Un soir, il dit à Domingo : « Bonsoir, vous pouvez fermer ! » « Non », répondit l’autre, « tout le monde n’est pas encore parti. » « Pourquoi dites-vous cela ? Je suis le dernier. » « Pas du tout, un de vos cho’hatim, Rabbi Berkowitch n’est pas encore sorti. » « Il a dû partir avec les autres cho’hatim et vous ne l’avez pas vu passé ! » « Non, je suis sûr qu’il est dedans, il faut aller le chercher. » Connaissant Domingo et son sérieux dans le travail, Izzy ne discuta pas et se précipita avec Domingo dans les différents bâtiments, mais, ils ne le trouvèrent pas.

Ils arrivèrent finalement dans la grande salle de réfrigération dans laquelle les grosses pièces de viande étaient gardées congelées. Ils ouvrirent la porte, et horrifiés, ils virent Rabbi Berkowitch roulant sur le sol, essayant désespérément de se réchauffer. Ils le portèrent et le sortirent de la salle.

Ils l’enveloppèrent dans des couvertures pour le réchauffer. Izzy demanda à Domingo comment il avait su que Rabbi Berkowitch n’était pas sorti ? « Vous ne surveillez pas quand même les allées et venues de tout le monde, il y a plus de 200 personnes qui travaillent ici ?! » « Chaque matin, quand ce Rav arrive, il me salue et me dit bonjour. Grâce à lui,j’ai l’impression d’être une personne et d’exister. Et tous les soirs, quand il part, il me dit : « Passez une bonne soirée ! » Pas un soir, il n’oublie de me dire un mot gentil.

Les autres me passent devant et ne me disent pas un mot; je ne suis rien pour eux.Mais à ses yeux à lui, je suis quelqu’un. Je l’avais vu ce matin et je savais qu’il était encore là car il ne m’avait pas dit bonsoir ! »

VIE SAINE
Le chocolat, à dose modérée, ne fait pas grossir.

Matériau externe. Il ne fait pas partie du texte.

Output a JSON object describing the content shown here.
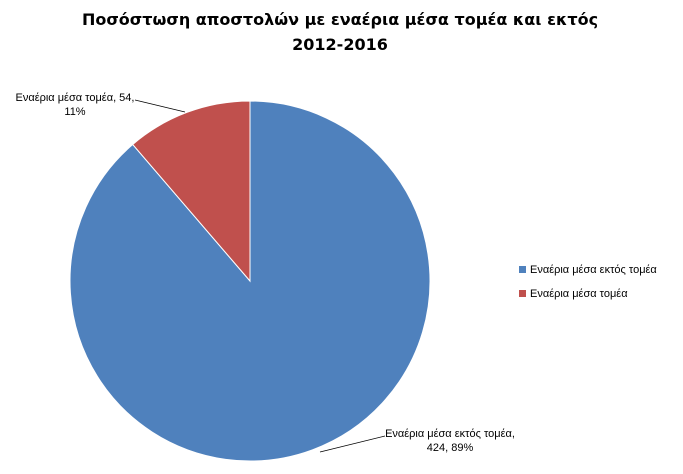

Le cacao par lui-même n'est pas très calorique, le beurre de cacao et le sucre ajoutés le sont, bien évidemment. Le chocolat amer à 70 % de cacao est le moins calorique.

Le chocolat, en particulier le chocolat noir, combat fatigue et nervosité grâce à sa teneur en magnésium; autres oligo-éléments : le phosphore, bon pour la mémoire et le potassium (fatigue musculaire); c'est également un bon apport en vitamine E.

Les hydrates de carbone passent facilement dans l'organisme et donnent un coup de fouet en cas d'efforts prolongés ou de petite faim.